Carlos Candeias succeeded in proofing these short time distortions, which origins from NFB limitations. As a consequence the development of amplifiers without negative feedback, as well as very low dynamic and static distortions was initiated. (There are already amplifiers without NFB on the market, but with sound influencing distortions.)
LEF avoids degradations of sound instead of “correcting” it afterwards.
The breakthrough of LEF circuit is: The signal transistor does neither pass through its voltage characteristic Vce nor the current characteristic Ic.
Passing the voltage characteristic is avoidable by using floating cascode circuit. This method is known, but causes losses in efficiency and power when using traditional circuitry.
As the signal transistor in LEF circuit does not handle the current requested by the speaker, loss in efficiency is negligible.
LEF’s most significant progress is splitting the handling of the loudspeaker’s current request from the music signal voltage output stage!
LEF means “Load Effect Free". This means: The signal transistor is not loaded by the speaker's current request, because he has strong current handling "assistants" - thus no sound degradation effects due to the load happens.
With today’s common amplifiers it is easy to hear whether it sounds like an airy ballet dancer or a heavyweight bodybuilder, because the music signal has to pass the more or less “heavyweight” output transistors using NFB correction.
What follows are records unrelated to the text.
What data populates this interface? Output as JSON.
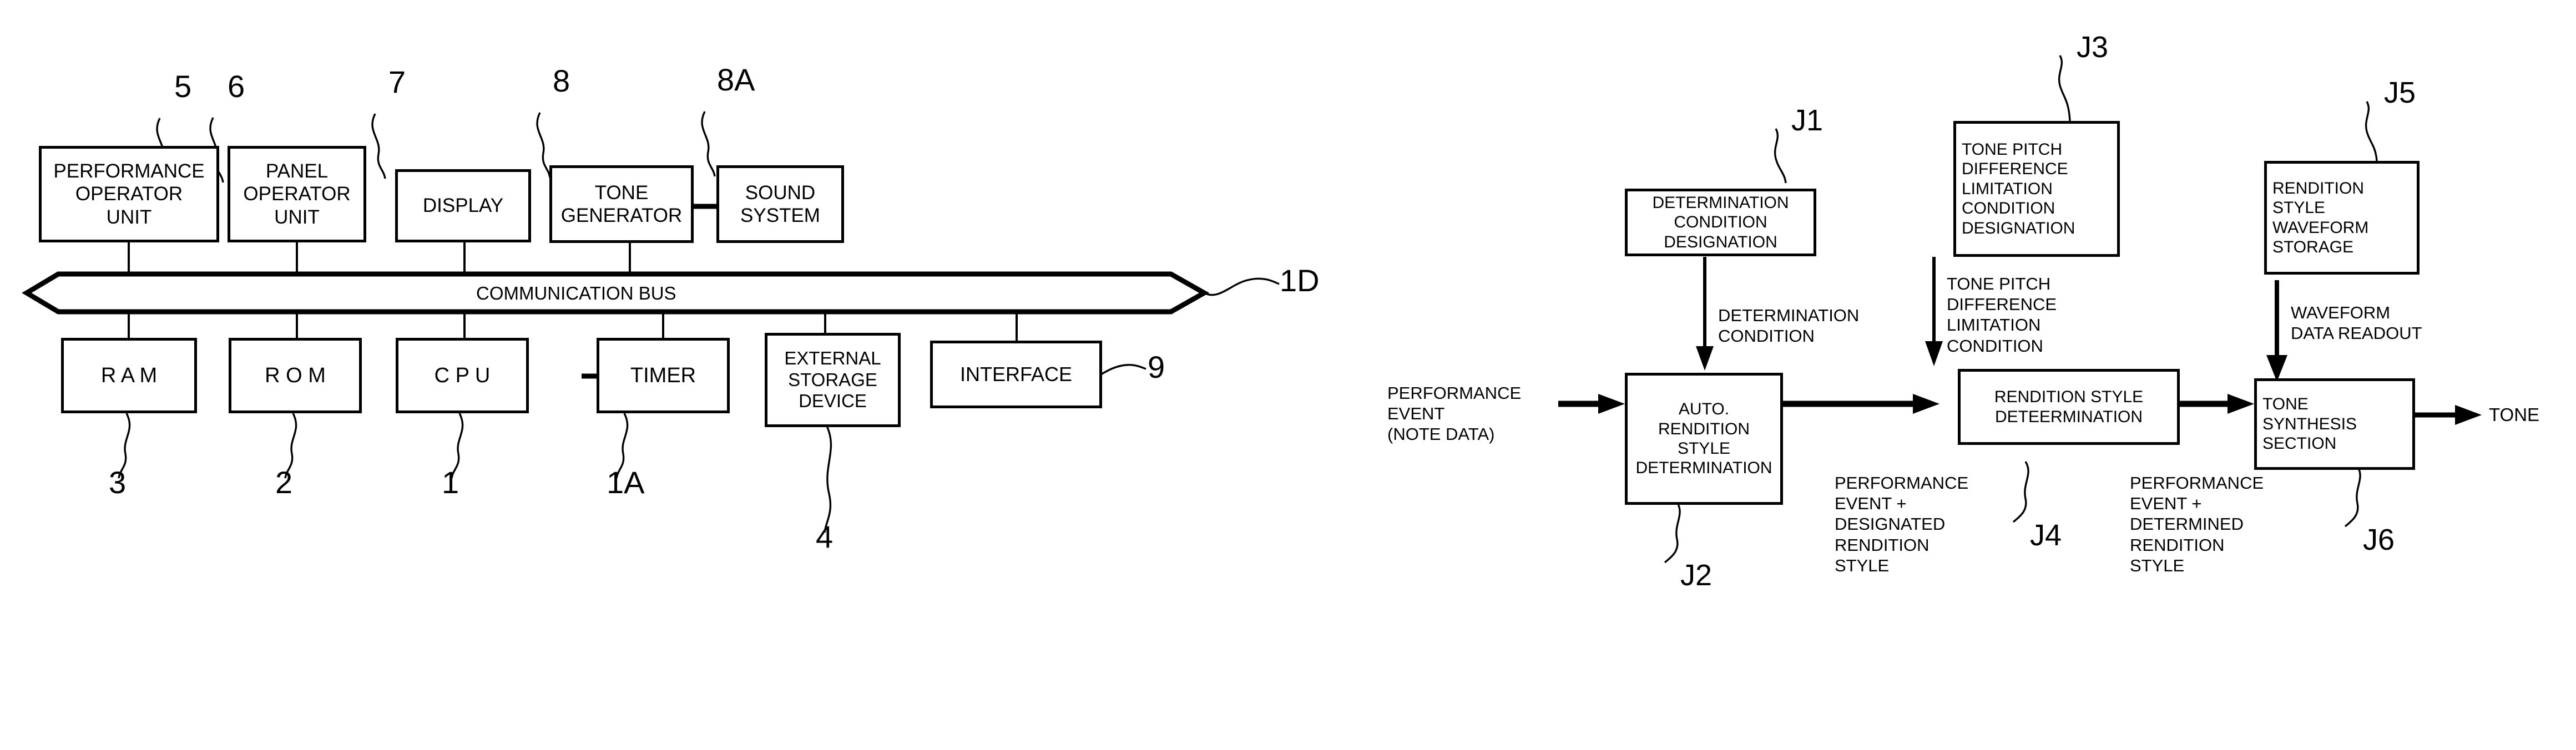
{
  "figure_left": {
    "id": "fig-1-hardware-block-diagram",
    "bus": {
      "label": "COMMUNICATION BUS",
      "ref": "1D"
    },
    "top_row": [
      {
        "lines": [
          "PERFORMANCE",
          "OPERATOR",
          "UNIT"
        ],
        "ref": "5"
      },
      {
        "lines": [
          "PANEL",
          "OPERATOR",
          "UNIT"
        ],
        "ref": "6"
      },
      {
        "lines": [
          "DISPLAY"
        ],
        "ref": "7"
      },
      {
        "lines": [
          "TONE",
          "GENERATOR"
        ],
        "ref": "8"
      },
      {
        "lines": [
          "SOUND",
          "SYSTEM"
        ],
        "ref": "8A"
      }
    ],
    "bottom_row": [
      {
        "lines": [
          "R A M"
        ],
        "ref": "3"
      },
      {
        "lines": [
          "R O M"
        ],
        "ref": "2"
      },
      {
        "lines": [
          "C P U"
        ],
        "ref": "1"
      },
      {
        "lines": [
          "TIMER"
        ],
        "ref": "1A"
      },
      {
        "lines": [
          "EXTERNAL",
          "STORAGE",
          "DEVICE"
        ],
        "ref": "4"
      },
      {
        "lines": [
          "INTERFACE"
        ],
        "ref": "9"
      }
    ]
  },
  "figure_right": {
    "id": "fig-2-functional-flow-diagram",
    "input_label": {
      "lines": [
        "PERFORMANCE",
        "EVENT",
        "(NOTE DATA)"
      ]
    },
    "output_label": "TONE",
    "boxes": [
      {
        "key": "j1",
        "lines": [
          "DETERMINATION",
          "CONDITION",
          "DESIGNATION"
        ],
        "ref": "J1",
        "align": "center"
      },
      {
        "key": "j3",
        "lines": [
          "TONE PITCH",
          "DIFFERENCE",
          "LIMITATION",
          "CONDITION",
          "DESIGNATION"
        ],
        "ref": "J3",
        "align": "left"
      },
      {
        "key": "j5",
        "lines": [
          "RENDITION",
          "STYLE",
          "WAVEFORM",
          "STORAGE"
        ],
        "ref": "J5",
        "align": "left"
      },
      {
        "key": "j2",
        "lines": [
          "AUTO.",
          "RENDITION",
          "STYLE",
          "DETERMINATION"
        ],
        "ref": "J2",
        "align": "center"
      },
      {
        "key": "j4",
        "lines": [
          "RENDITION STYLE",
          "DETEERMINATION"
        ],
        "ref": "J4",
        "align": "center"
      },
      {
        "key": "j6",
        "lines": [
          "TONE",
          "SYNTHESIS",
          "SECTION"
        ],
        "ref": "J6",
        "align": "left"
      }
    ],
    "edge_labels": [
      {
        "key": "determination_condition",
        "lines": [
          "DETERMINATION",
          "CONDITION"
        ]
      },
      {
        "key": "tone_pitch_difference_limitation_condition",
        "lines": [
          "TONE PITCH",
          "DIFFERENCE",
          "LIMITATION",
          "CONDITION"
        ]
      },
      {
        "key": "waveform_data_readout",
        "lines": [
          "WAVEFORM",
          "DATA READOUT"
        ]
      },
      {
        "key": "event_plus_designated_style",
        "lines": [
          "PERFORMANCE",
          "EVENT +",
          "DESIGNATED",
          "RENDITION",
          "STYLE"
        ]
      },
      {
        "key": "event_plus_determined_style",
        "lines": [
          "PERFORMANCE",
          "EVENT +",
          "DETERMINED",
          "RENDITION",
          "STYLE"
        ]
      }
    ]
  },
  "style": {
    "ink": "#000000",
    "paper": "#ffffff"
  }
}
In LEF technology the fast, airy and delicate signal transistor and the heavyweight current assistants work, supporting each other. However, the current assistants are not “allowed” to take part of the signal voltage. This means: The signal transistor does not pass through his current characteristic Ic. The load, usually the speaker, “sees” only the signal transistor, but no “current assistants”. This is due to the signal transistor’s very low output impedance, combined with the very high output impedance of the “current assistants”. In case of some small current inaccuracy that may occur, the “current assistants” are safely “overruled” by the signal transistor.
Unlike usual amplifiers the LEF amp sounds like unlimited power, as long as it works within the designated power range; combined with speed, dynamic and colourful elegance.
Leonardo da Vinci and LEF
Let’s illustrate LEF:
Imagine: Leonardo da Vinci’s task is painting a church in Florence - completely and very detailed. (In this example Leonardo da Vinci is the LEF signal transistor.) He can easily paint well in front of his chest.
As the church is very high (illustrating transistor’s voltage characteristic Vce), he stands on a movable platform, lifting him to optimum height, so he always can paint in front of his chest, without ever stretching himself to the limits. (The platform stands for the floating cascode.)
But during painting he has to carry all his heavy pails full of colors (… for current characteristic Ic) on his arms - Impossible for fine painting! Luckily he has very strong assistants (… current assistants) handling his pails, so that he can easily paint without feeling any weight beside the brush.
If you also imagine, Leonardo paints with both hands, at the same time with small and large paint-brushes, using a large palette of colors, and painting in high speed – then you are close to understand the advantages of LEF. By the way: Usual amplifiers act like painters always carrying their pails while painting and always using stairs and arm stretching in order to reach the whole painting area.